UN PEU (BEAUCOUP) D’HISTOIRE : Retour sur de l’historique pour la Classic de Rude Boy Train, du pur, du gros, du lourd, comme on dirait ! The Ethiopians, c’est forcément un nom qui caresse les oreilles de tout bon rude boy qui se respecte. Formé par Leonard Dillon, sa pierre angulaire et Stephen Taylor, le duo vocal, parfois trio, est de ceux qui ont donné leurs lettres de noblesse au reggae.

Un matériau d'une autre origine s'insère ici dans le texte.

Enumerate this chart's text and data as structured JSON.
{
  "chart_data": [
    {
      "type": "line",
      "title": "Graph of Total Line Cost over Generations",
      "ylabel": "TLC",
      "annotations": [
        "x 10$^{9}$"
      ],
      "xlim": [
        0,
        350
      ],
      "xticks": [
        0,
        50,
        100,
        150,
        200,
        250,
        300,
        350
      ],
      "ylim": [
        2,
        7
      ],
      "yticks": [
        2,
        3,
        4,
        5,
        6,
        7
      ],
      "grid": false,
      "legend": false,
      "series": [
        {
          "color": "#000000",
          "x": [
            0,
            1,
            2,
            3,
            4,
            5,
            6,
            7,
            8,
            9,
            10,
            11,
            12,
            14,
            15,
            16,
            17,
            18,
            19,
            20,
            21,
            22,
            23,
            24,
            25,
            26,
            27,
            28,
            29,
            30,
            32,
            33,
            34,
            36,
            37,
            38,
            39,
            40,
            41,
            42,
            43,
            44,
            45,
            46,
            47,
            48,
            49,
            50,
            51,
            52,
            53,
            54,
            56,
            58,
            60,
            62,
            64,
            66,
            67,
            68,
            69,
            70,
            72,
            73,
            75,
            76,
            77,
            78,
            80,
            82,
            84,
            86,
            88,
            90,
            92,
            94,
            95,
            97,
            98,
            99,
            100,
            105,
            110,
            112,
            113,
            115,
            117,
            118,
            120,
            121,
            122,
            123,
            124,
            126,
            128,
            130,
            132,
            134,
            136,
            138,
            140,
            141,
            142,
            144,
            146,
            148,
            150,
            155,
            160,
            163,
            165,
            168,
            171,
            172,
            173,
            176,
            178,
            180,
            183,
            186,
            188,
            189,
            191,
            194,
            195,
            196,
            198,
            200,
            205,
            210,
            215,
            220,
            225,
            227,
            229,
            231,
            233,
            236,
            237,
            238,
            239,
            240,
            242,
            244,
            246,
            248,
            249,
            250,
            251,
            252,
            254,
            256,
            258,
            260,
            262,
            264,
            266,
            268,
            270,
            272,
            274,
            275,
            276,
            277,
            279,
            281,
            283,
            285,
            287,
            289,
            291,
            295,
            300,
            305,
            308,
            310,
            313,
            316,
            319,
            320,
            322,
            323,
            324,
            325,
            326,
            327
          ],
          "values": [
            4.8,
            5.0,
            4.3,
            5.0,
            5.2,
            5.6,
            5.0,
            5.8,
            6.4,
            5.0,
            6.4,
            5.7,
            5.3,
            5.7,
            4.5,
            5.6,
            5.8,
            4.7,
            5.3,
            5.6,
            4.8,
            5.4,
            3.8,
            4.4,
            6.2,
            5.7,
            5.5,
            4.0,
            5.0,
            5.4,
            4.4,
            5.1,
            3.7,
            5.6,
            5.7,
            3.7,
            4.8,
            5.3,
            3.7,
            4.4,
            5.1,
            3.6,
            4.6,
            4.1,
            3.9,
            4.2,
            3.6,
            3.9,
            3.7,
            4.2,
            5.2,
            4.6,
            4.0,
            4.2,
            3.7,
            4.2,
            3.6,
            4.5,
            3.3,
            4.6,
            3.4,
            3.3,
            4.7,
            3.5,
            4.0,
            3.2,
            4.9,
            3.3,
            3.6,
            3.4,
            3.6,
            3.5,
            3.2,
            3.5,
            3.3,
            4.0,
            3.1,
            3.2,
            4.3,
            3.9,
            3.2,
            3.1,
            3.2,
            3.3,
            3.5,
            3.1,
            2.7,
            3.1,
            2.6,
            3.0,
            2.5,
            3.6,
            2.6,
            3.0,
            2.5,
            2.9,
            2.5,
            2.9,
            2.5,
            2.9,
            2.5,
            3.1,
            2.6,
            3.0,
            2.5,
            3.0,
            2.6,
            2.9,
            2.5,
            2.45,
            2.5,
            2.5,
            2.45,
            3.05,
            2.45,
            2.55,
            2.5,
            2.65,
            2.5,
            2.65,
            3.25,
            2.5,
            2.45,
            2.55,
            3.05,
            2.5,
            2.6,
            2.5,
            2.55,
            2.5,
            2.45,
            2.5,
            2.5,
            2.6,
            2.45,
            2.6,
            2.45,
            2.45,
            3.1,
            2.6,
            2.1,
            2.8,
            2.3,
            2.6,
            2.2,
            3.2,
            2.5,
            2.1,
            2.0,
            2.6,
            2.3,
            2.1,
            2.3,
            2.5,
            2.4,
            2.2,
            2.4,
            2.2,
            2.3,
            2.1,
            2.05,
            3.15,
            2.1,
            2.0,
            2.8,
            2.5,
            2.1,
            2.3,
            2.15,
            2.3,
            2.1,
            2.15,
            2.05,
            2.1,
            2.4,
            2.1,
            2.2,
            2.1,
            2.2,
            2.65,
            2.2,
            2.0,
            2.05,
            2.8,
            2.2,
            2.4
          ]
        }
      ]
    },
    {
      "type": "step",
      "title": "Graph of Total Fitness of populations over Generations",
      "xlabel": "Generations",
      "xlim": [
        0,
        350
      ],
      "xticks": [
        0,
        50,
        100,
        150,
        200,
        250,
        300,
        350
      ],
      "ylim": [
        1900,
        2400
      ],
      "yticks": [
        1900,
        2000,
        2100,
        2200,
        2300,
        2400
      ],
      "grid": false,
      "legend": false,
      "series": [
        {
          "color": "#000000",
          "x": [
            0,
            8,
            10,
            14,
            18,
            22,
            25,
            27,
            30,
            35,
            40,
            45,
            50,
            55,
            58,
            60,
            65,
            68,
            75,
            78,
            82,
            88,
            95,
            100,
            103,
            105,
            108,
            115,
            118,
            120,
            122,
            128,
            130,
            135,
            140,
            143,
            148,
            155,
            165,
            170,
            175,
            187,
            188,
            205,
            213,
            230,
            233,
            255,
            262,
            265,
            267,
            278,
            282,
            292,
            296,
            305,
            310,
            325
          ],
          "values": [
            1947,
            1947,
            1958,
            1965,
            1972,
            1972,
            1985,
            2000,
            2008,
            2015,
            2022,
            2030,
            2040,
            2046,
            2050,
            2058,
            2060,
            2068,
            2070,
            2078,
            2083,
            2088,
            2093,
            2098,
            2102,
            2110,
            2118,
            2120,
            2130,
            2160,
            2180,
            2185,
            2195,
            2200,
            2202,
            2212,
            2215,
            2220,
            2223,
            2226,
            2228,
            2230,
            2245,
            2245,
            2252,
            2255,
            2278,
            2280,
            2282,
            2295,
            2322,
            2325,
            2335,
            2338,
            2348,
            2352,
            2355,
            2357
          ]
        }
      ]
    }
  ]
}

Leonard Dillon taillait des pierres près de Port Antonio après avoir appris le chant et la musique aux côtés de son père, chef de chœur de l’église locale et avoir fait ses armes dans sa période lycée dans un groupe nommé The Playboys…C’est à cette époque que lui est donné le surnom de Sparrow, rapport à la tonalité de sa voix qui évoquait beaucoup de mélancolie.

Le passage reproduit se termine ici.